Penelitian komparatif terbesar adalah MAGnesium Sulfate for Prevention of Eclampsia (MAGPIE
Trial Collaboration Group, 2002). Lebih dari 10.000 perempuan dengan preeklamsia berat dari 33
negara dialokasikan secara acak ke kelompok yang mendapatkan magnesium sulfat atau kelompok
placebo. Perempuan yang diberikan magnesium memiliki risiko eklamsia yang lebih rendah secara
bermakna (58%) dibandingkan perempuan yang diberikan plasebo. Perempuan yang diberikan
placebo dan mengalami eklamsia diterapi dengan magnesium sulfat. Smyth, dkk (2009)
melaporkan data lanjutan mengenai bayi-bayi yang dilahirkan oleh ibu yan diberikan magnesium
sulfat ini. Pada usia sekitar 18 bulan, perilaku anak tidak berbeda pada kelompok yang terpajan
dibandingkan dengan yang tidak terpajan magnesium sulfat.

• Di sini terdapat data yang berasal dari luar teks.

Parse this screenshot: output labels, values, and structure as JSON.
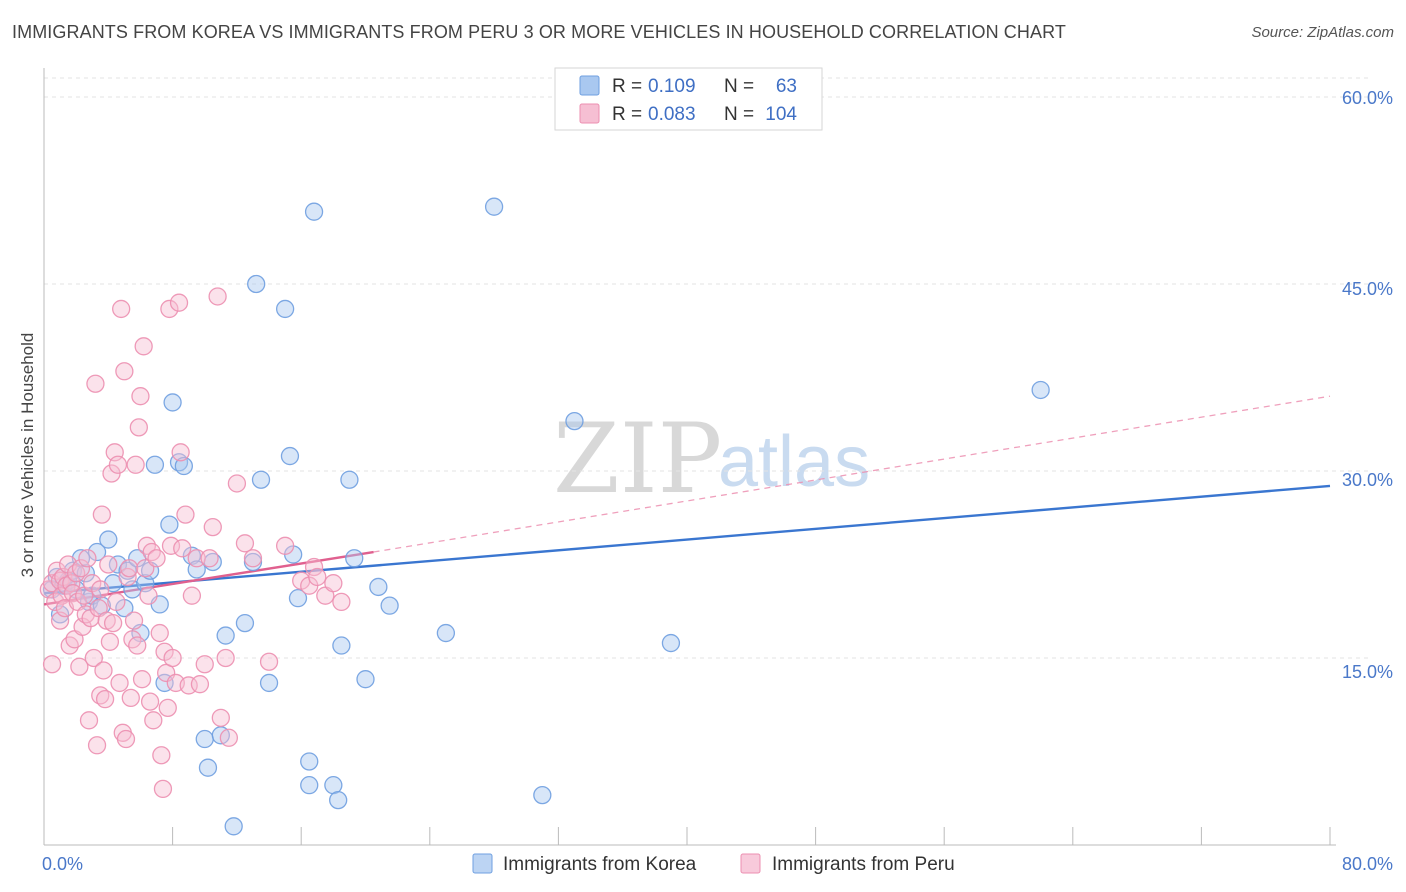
{
  "title": "IMMIGRANTS FROM KOREA VS IMMIGRANTS FROM PERU 3 OR MORE VEHICLES IN HOUSEHOLD CORRELATION CHART",
  "source": "Source: ZipAtlas.com",
  "watermark": {
    "zip": "ZIP",
    "atlas": "atlas"
  },
  "legend": {
    "rows": [
      {
        "r_label": "R =",
        "r_value": "0.109",
        "n_label": "N =",
        "n_value": "63",
        "color": "#a9c8f0",
        "stroke": "#6f9fe0"
      },
      {
        "r_label": "R =",
        "r_value": "0.083",
        "n_label": "N =",
        "n_value": "104",
        "color": "#f6bfd3",
        "stroke": "#ec8fb0"
      }
    ]
  },
  "bottom_legend": [
    {
      "label": "Immigrants from Korea",
      "color": "#bcd4f3",
      "stroke": "#6f9fe0"
    },
    {
      "label": "Immigrants from Peru",
      "color": "#f8cadb",
      "stroke": "#ec8fb0"
    }
  ],
  "chart_data": {
    "type": "scatter",
    "ylabel": "3 or more Vehicles in Household",
    "xlabel": "",
    "xlim": [
      0,
      80
    ],
    "ylim": [
      0,
      60
    ],
    "x_tick_labels": [
      "0.0%",
      "80.0%"
    ],
    "y_tick_labels": [
      "15.0%",
      "30.0%",
      "45.0%",
      "60.0%"
    ],
    "y_ticks": [
      15,
      30,
      45,
      60
    ],
    "x_minor_ticks": [
      0,
      8,
      16,
      24,
      32,
      40,
      48,
      56,
      64,
      72,
      80
    ],
    "series": [
      {
        "name": "Immigrants from Korea",
        "color": "#6f9fe0",
        "fill": "#a9c8f0",
        "trend": {
          "x": [
            0,
            80
          ],
          "y": [
            20.2,
            28.8
          ]
        },
        "points": [
          [
            0.5,
            20.5
          ],
          [
            0.8,
            21.5
          ],
          [
            1.0,
            18.5
          ],
          [
            1.2,
            20.8
          ],
          [
            1.5,
            21.2
          ],
          [
            1.8,
            22.0
          ],
          [
            2.0,
            20.5
          ],
          [
            2.3,
            23.0
          ],
          [
            2.6,
            21.8
          ],
          [
            2.8,
            19.5
          ],
          [
            3.0,
            20.0
          ],
          [
            3.3,
            23.5
          ],
          [
            3.6,
            19.2
          ],
          [
            4.0,
            24.5
          ],
          [
            4.3,
            21.0
          ],
          [
            4.6,
            22.5
          ],
          [
            5.0,
            19.0
          ],
          [
            5.2,
            22.0
          ],
          [
            5.5,
            20.5
          ],
          [
            5.8,
            23.0
          ],
          [
            6.0,
            17.0
          ],
          [
            6.3,
            21.0
          ],
          [
            6.6,
            22.0
          ],
          [
            6.9,
            30.5
          ],
          [
            7.2,
            19.3
          ],
          [
            7.5,
            13.0
          ],
          [
            7.8,
            25.7
          ],
          [
            8.0,
            35.5
          ],
          [
            8.4,
            30.7
          ],
          [
            8.7,
            30.4
          ],
          [
            9.2,
            23.2
          ],
          [
            9.5,
            22.1
          ],
          [
            10.0,
            8.5
          ],
          [
            10.2,
            6.2
          ],
          [
            10.5,
            22.7
          ],
          [
            11.0,
            8.8
          ],
          [
            11.3,
            16.8
          ],
          [
            11.8,
            1.5
          ],
          [
            12.5,
            17.8
          ],
          [
            13.0,
            22.7
          ],
          [
            13.2,
            45.0
          ],
          [
            13.5,
            29.3
          ],
          [
            14.0,
            13.0
          ],
          [
            15.0,
            43.0
          ],
          [
            15.3,
            31.2
          ],
          [
            15.5,
            23.3
          ],
          [
            15.8,
            19.8
          ],
          [
            16.5,
            6.7
          ],
          [
            16.5,
            4.8
          ],
          [
            16.8,
            50.8
          ],
          [
            18.0,
            4.8
          ],
          [
            18.3,
            3.6
          ],
          [
            18.5,
            16.0
          ],
          [
            19.0,
            29.3
          ],
          [
            19.3,
            23.0
          ],
          [
            20.0,
            13.3
          ],
          [
            20.8,
            20.7
          ],
          [
            21.5,
            19.2
          ],
          [
            25.0,
            17.0
          ],
          [
            28.0,
            51.2
          ],
          [
            31.0,
            4.0
          ],
          [
            33.0,
            34.0
          ],
          [
            39.0,
            16.2
          ],
          [
            62.0,
            36.5
          ]
        ]
      },
      {
        "name": "Immigrants from Peru",
        "color": "#ec8fb0",
        "fill": "#f6bfd3",
        "trend": {
          "x": [
            0,
            20.5
          ],
          "y": [
            19.3,
            23.5
          ]
        },
        "trend_ext": {
          "x": [
            20.5,
            80
          ],
          "y": [
            23.5,
            36.0
          ]
        },
        "points": [
          [
            0.3,
            20.5
          ],
          [
            0.5,
            21.0
          ],
          [
            0.5,
            14.5
          ],
          [
            0.7,
            19.5
          ],
          [
            0.8,
            22.0
          ],
          [
            1.0,
            21.2
          ],
          [
            1.0,
            18.0
          ],
          [
            1.1,
            20.0
          ],
          [
            1.2,
            21.5
          ],
          [
            1.3,
            19.0
          ],
          [
            1.4,
            20.8
          ],
          [
            1.5,
            22.5
          ],
          [
            1.6,
            16.0
          ],
          [
            1.7,
            21.0
          ],
          [
            1.8,
            20.2
          ],
          [
            1.9,
            16.5
          ],
          [
            2.0,
            21.8
          ],
          [
            2.1,
            19.5
          ],
          [
            2.2,
            14.3
          ],
          [
            2.3,
            22.2
          ],
          [
            2.4,
            17.5
          ],
          [
            2.5,
            20.0
          ],
          [
            2.6,
            18.5
          ],
          [
            2.7,
            23.0
          ],
          [
            2.8,
            10.0
          ],
          [
            2.9,
            18.2
          ],
          [
            3.0,
            21.0
          ],
          [
            3.1,
            15.0
          ],
          [
            3.2,
            37.0
          ],
          [
            3.3,
            8.0
          ],
          [
            3.4,
            19.0
          ],
          [
            3.5,
            12.0
          ],
          [
            3.5,
            20.5
          ],
          [
            3.6,
            26.5
          ],
          [
            3.7,
            14.0
          ],
          [
            3.8,
            11.7
          ],
          [
            3.9,
            18.0
          ],
          [
            4.0,
            22.5
          ],
          [
            4.1,
            16.3
          ],
          [
            4.2,
            29.8
          ],
          [
            4.3,
            17.8
          ],
          [
            4.4,
            31.5
          ],
          [
            4.5,
            19.5
          ],
          [
            4.6,
            30.5
          ],
          [
            4.7,
            13.0
          ],
          [
            4.8,
            43.0
          ],
          [
            4.9,
            9.0
          ],
          [
            5.0,
            38.0
          ],
          [
            5.1,
            8.5
          ],
          [
            5.2,
            21.5
          ],
          [
            5.3,
            22.2
          ],
          [
            5.4,
            11.8
          ],
          [
            5.5,
            16.5
          ],
          [
            5.6,
            18.0
          ],
          [
            5.7,
            30.5
          ],
          [
            5.8,
            16.0
          ],
          [
            5.9,
            33.5
          ],
          [
            6.0,
            36.0
          ],
          [
            6.1,
            13.3
          ],
          [
            6.2,
            40.0
          ],
          [
            6.3,
            22.2
          ],
          [
            6.4,
            24.0
          ],
          [
            6.5,
            20.0
          ],
          [
            6.6,
            11.5
          ],
          [
            6.7,
            23.5
          ],
          [
            6.8,
            10.0
          ],
          [
            7.0,
            23.0
          ],
          [
            7.2,
            17.0
          ],
          [
            7.3,
            7.2
          ],
          [
            7.4,
            4.5
          ],
          [
            7.5,
            15.5
          ],
          [
            7.6,
            13.8
          ],
          [
            7.7,
            11.0
          ],
          [
            7.8,
            43.0
          ],
          [
            7.9,
            24.0
          ],
          [
            8.0,
            15.0
          ],
          [
            8.2,
            13.0
          ],
          [
            8.4,
            43.5
          ],
          [
            8.5,
            31.5
          ],
          [
            8.6,
            23.8
          ],
          [
            8.8,
            26.5
          ],
          [
            9.0,
            12.8
          ],
          [
            9.2,
            20.0
          ],
          [
            9.5,
            23.0
          ],
          [
            9.7,
            12.9
          ],
          [
            10.0,
            14.5
          ],
          [
            10.3,
            23.0
          ],
          [
            10.5,
            25.5
          ],
          [
            10.8,
            44.0
          ],
          [
            11.0,
            10.2
          ],
          [
            11.3,
            15.0
          ],
          [
            11.5,
            8.6
          ],
          [
            12.0,
            29.0
          ],
          [
            12.5,
            24.2
          ],
          [
            13.0,
            23.0
          ],
          [
            14.0,
            14.7
          ],
          [
            15.0,
            24.0
          ],
          [
            16.0,
            21.2
          ],
          [
            16.5,
            20.8
          ],
          [
            16.8,
            22.3
          ],
          [
            17.0,
            21.5
          ],
          [
            17.5,
            20.0
          ],
          [
            18.0,
            21.0
          ],
          [
            18.5,
            19.5
          ]
        ]
      }
    ]
  }
}
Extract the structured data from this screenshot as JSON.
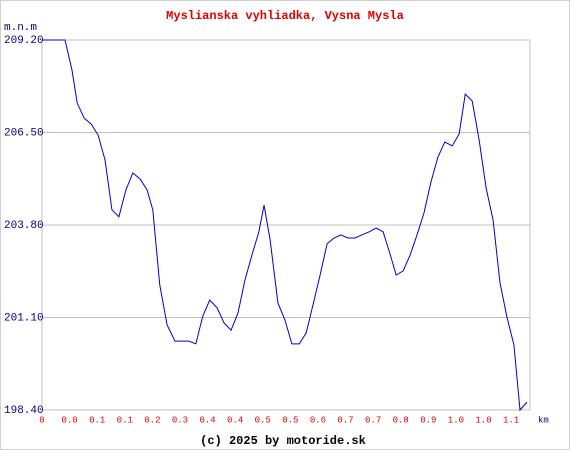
{
  "chart_data": {
    "type": "line",
    "title": "Myslianska vyhliadka, Vysna Mysla",
    "footer": "(c) 2025 by motoride.sk",
    "y_label": "m.n.m",
    "x_label": "km",
    "xlim": [
      0,
      1.123
    ],
    "ylim": [
      198.4,
      209.2
    ],
    "grid": true,
    "yticks": [
      {
        "value": 198.4,
        "label": "198.40"
      },
      {
        "value": 201.1,
        "label": "201.10"
      },
      {
        "value": 203.8,
        "label": "203.80"
      },
      {
        "value": 206.5,
        "label": "206.50"
      },
      {
        "value": 209.2,
        "label": "209.20"
      }
    ],
    "xticks": [
      {
        "value": 0,
        "label": "0"
      },
      {
        "value": 0.0635,
        "label": "0.0"
      },
      {
        "value": 0.127,
        "label": "0.1"
      },
      {
        "value": 0.1905,
        "label": "0.1"
      },
      {
        "value": 0.254,
        "label": "0.2"
      },
      {
        "value": 0.3175,
        "label": "0.3"
      },
      {
        "value": 0.381,
        "label": "0.4"
      },
      {
        "value": 0.4445,
        "label": "0.4"
      },
      {
        "value": 0.508,
        "label": "0.5"
      },
      {
        "value": 0.5715,
        "label": "0.5"
      },
      {
        "value": 0.635,
        "label": "0.6"
      },
      {
        "value": 0.6985,
        "label": "0.7"
      },
      {
        "value": 0.762,
        "label": "0.7"
      },
      {
        "value": 0.8255,
        "label": "0.8"
      },
      {
        "value": 0.889,
        "label": "0.9"
      },
      {
        "value": 0.9525,
        "label": "1.0"
      },
      {
        "value": 1.016,
        "label": "1.0"
      },
      {
        "value": 1.0795,
        "label": "1.1"
      }
    ],
    "series": [
      {
        "color": "#0000cc",
        "x": [
          0.0,
          0.053,
          0.069,
          0.081,
          0.097,
          0.113,
          0.129,
          0.145,
          0.161,
          0.177,
          0.193,
          0.209,
          0.226,
          0.242,
          0.255,
          0.271,
          0.288,
          0.306,
          0.322,
          0.338,
          0.354,
          0.37,
          0.386,
          0.403,
          0.419,
          0.435,
          0.451,
          0.467,
          0.483,
          0.499,
          0.511,
          0.525,
          0.543,
          0.559,
          0.575,
          0.592,
          0.608,
          0.624,
          0.64,
          0.656,
          0.672,
          0.688,
          0.704,
          0.72,
          0.736,
          0.753,
          0.769,
          0.785,
          0.801,
          0.815,
          0.831,
          0.847,
          0.863,
          0.879,
          0.895,
          0.911,
          0.927,
          0.944,
          0.96,
          0.974,
          0.99,
          1.006,
          1.022,
          1.038,
          1.054,
          1.07,
          1.086,
          1.1,
          1.116
        ],
        "values": [
          209.2,
          209.2,
          208.32,
          207.36,
          206.92,
          206.75,
          206.43,
          205.7,
          204.24,
          204.04,
          204.82,
          205.32,
          205.14,
          204.82,
          204.24,
          202.05,
          200.88,
          200.41,
          200.41,
          200.41,
          200.33,
          201.14,
          201.61,
          201.38,
          200.94,
          200.73,
          201.23,
          202.19,
          202.92,
          203.6,
          204.38,
          203.36,
          201.52,
          201.03,
          200.33,
          200.33,
          200.65,
          201.49,
          202.34,
          203.25,
          203.42,
          203.51,
          203.42,
          203.42,
          203.51,
          203.6,
          203.71,
          203.6,
          202.95,
          202.34,
          202.46,
          202.92,
          203.51,
          204.15,
          205.05,
          205.78,
          206.22,
          206.11,
          206.46,
          207.62,
          207.42,
          206.28,
          204.88,
          203.95,
          202.11,
          201.11,
          200.3,
          198.4,
          198.63
        ]
      }
    ]
  }
}
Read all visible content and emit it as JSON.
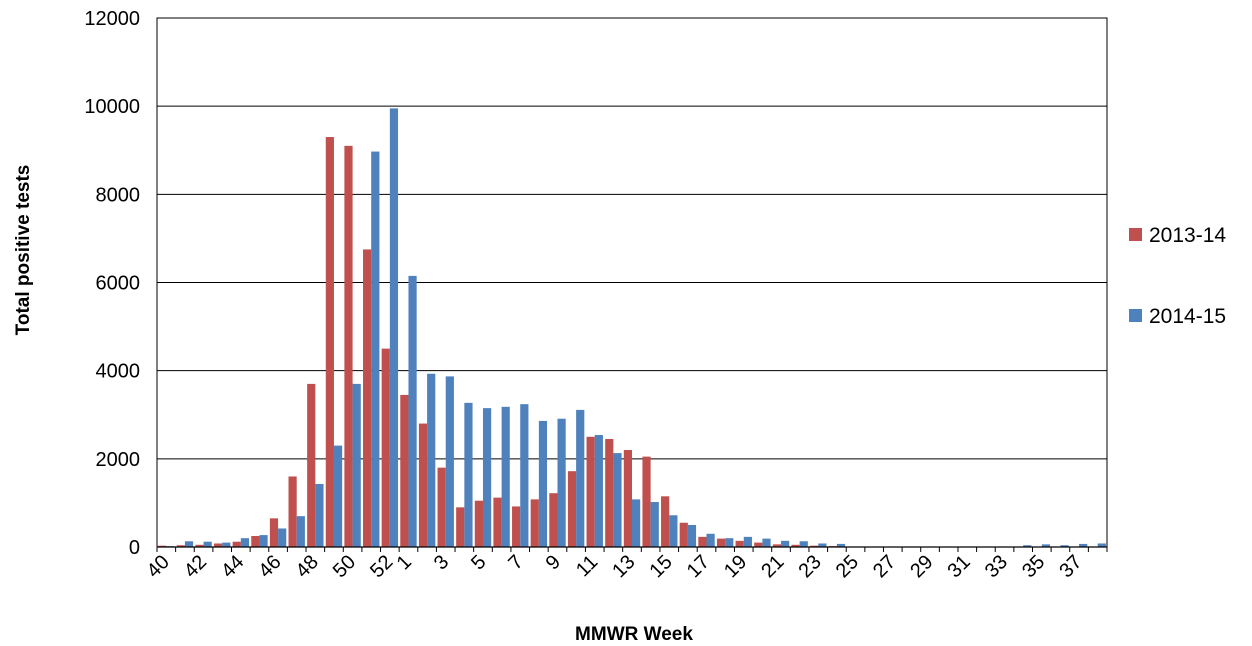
{
  "chart_data": {
    "type": "bar",
    "title": "",
    "xlabel": "MMWR Week",
    "ylabel": "Total positive tests",
    "ylim": [
      0,
      12000
    ],
    "yticks": [
      "0",
      "2000",
      "4000",
      "6000",
      "8000",
      "10000",
      "12000"
    ],
    "grid": "horizontal",
    "legend_position": "right",
    "categories": [
      "40",
      "41",
      "42",
      "43",
      "44",
      "45",
      "46",
      "47",
      "48",
      "49",
      "50",
      "51",
      "52",
      "1",
      "2",
      "3",
      "4",
      "5",
      "6",
      "7",
      "8",
      "9",
      "10",
      "11",
      "12",
      "13",
      "14",
      "15",
      "16",
      "17",
      "18",
      "19",
      "20",
      "21",
      "22",
      "23",
      "24",
      "25",
      "26",
      "27",
      "28",
      "29",
      "30",
      "31",
      "32",
      "33",
      "34",
      "35",
      "36",
      "37",
      "38"
    ],
    "x_tick_labels": [
      "40",
      "",
      "42",
      "",
      "44",
      "",
      "46",
      "",
      "48",
      "",
      "50",
      "",
      "52",
      "1",
      "",
      "3",
      "",
      "5",
      "",
      "7",
      "",
      "9",
      "",
      "11",
      "",
      "13",
      "",
      "15",
      "",
      "17",
      "",
      "19",
      "",
      "21",
      "",
      "23",
      "",
      "25",
      "",
      "27",
      "",
      "29",
      "",
      "31",
      "",
      "33",
      "",
      "35",
      "",
      "37",
      ""
    ],
    "series": [
      {
        "name": "2013-14",
        "color": "#C0504D",
        "values": [
          30,
          40,
          50,
          80,
          120,
          250,
          650,
          1600,
          3700,
          9300,
          9100,
          6750,
          4500,
          3450,
          2800,
          1800,
          900,
          1050,
          1120,
          920,
          1080,
          1220,
          1720,
          2500,
          2450,
          2200,
          2050,
          1150,
          550,
          230,
          190,
          140,
          100,
          60,
          50,
          30,
          20,
          10,
          5,
          5,
          5,
          5,
          5,
          5,
          5,
          5,
          5,
          5,
          5,
          5,
          5
        ]
      },
      {
        "name": "2014-15",
        "color": "#4F81BD",
        "values": [
          20,
          130,
          120,
          100,
          200,
          270,
          420,
          700,
          1430,
          2300,
          3700,
          8970,
          9950,
          6150,
          3930,
          3870,
          3270,
          3150,
          3180,
          3240,
          2860,
          2910,
          3110,
          2540,
          2130,
          1080,
          1020,
          720,
          500,
          300,
          200,
          230,
          190,
          140,
          130,
          80,
          70,
          10,
          10,
          10,
          10,
          10,
          10,
          10,
          10,
          10,
          40,
          60,
          40,
          70,
          80
        ]
      }
    ]
  }
}
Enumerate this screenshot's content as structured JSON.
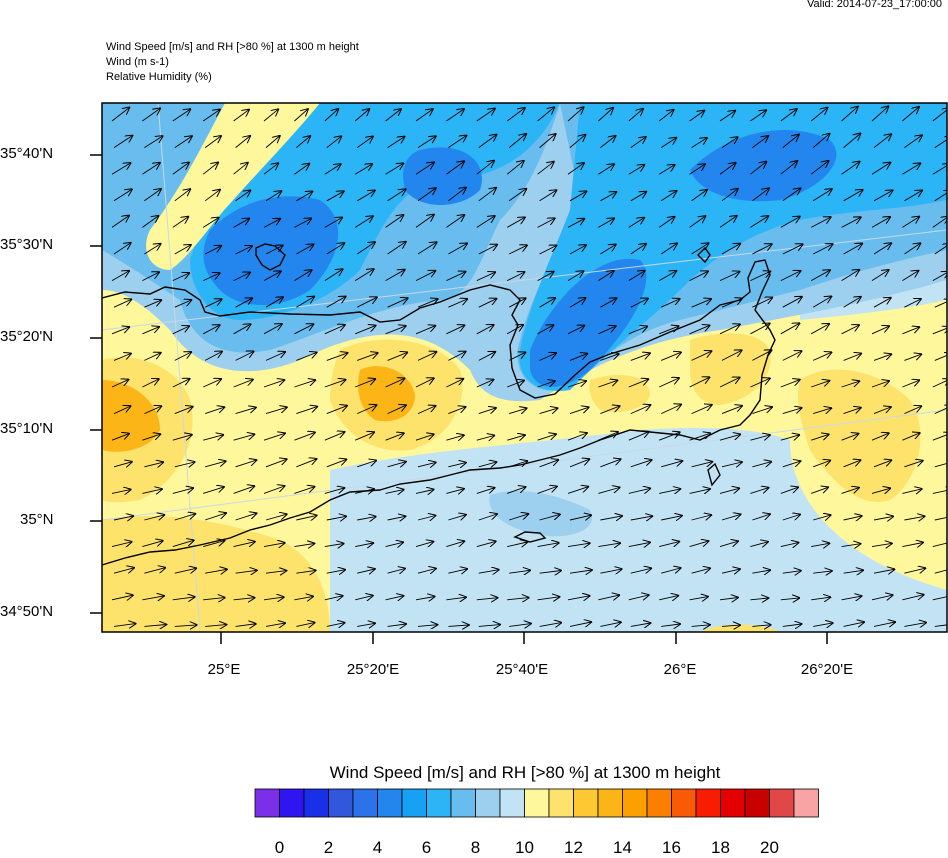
{
  "valid_text": "Valid: 2014-07-23_17:00:00",
  "titles": {
    "main": "Wind Speed [m/s] and RH [>80 %] at 1300 m height",
    "wind": "Wind   (m s-1)",
    "rh": "Relative Humidity   (%)"
  },
  "lat_labels": [
    "35°40'N",
    "35°30'N",
    "35°20'N",
    "35°10'N",
    "35°N",
    "34°50'N"
  ],
  "lon_labels": [
    "25°E",
    "25°20'E",
    "25°40'E",
    "26°E",
    "26°20'E"
  ],
  "colorbar": {
    "title": "Wind Speed [m/s] and RH [>80 %] at 1300 m height",
    "colors": [
      "#7b2fe8",
      "#2f16f0",
      "#1730e8",
      "#3158dc",
      "#2c72e8",
      "#2286ee",
      "#16a1f4",
      "#2cb5f6",
      "#68bdee",
      "#9dcfee",
      "#c2e3f3",
      "#fff79b",
      "#fde36b",
      "#fec833",
      "#fbb516",
      "#fca000",
      "#fb8000",
      "#f95a06",
      "#f91d00",
      "#e40000",
      "#c80000",
      "#e04848",
      "#f9a4a4"
    ],
    "tick_labels": [
      "0",
      "2",
      "4",
      "6",
      "8",
      "10",
      "12",
      "14",
      "16",
      "18",
      "20"
    ]
  },
  "wind_direction": "south-west to north-east"
}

Yang harus diberikan Magnesium Sulfat

Magnesium akan mencegah berulangnya kejang pada perempuan dengan penyakit yang
juga memburuk. Keparahan penyakit sulit dikuantifikasi sehingga sulit menentukan tiap
perempuan yang akan memperoleh manfaat terbesar dari profilaksis. Di Amerika Serikat,
consensus saat ini adalah perempuan yang dinilai mengalami preeklamsia berat harus diberikan
profilaksis magnesium sulfat. Rekomendasi yang sama juga diberikan oleh American College of
Obstetricians and Gynecologists (2002).

Di banyak Negara lain, dan khususnya setelah disebarluaskannya hasil penelitian Magpie
Trial Collaboration Group (2002), magnesium sulfat sekarang dianjurkan untuk perempuan
dengan preeklamsia berat. Namun, di beberapa negara, masih diperdebatkan apakah terapi hanya
perlu di berikan untuk perempuan dengan kejang eklamtik.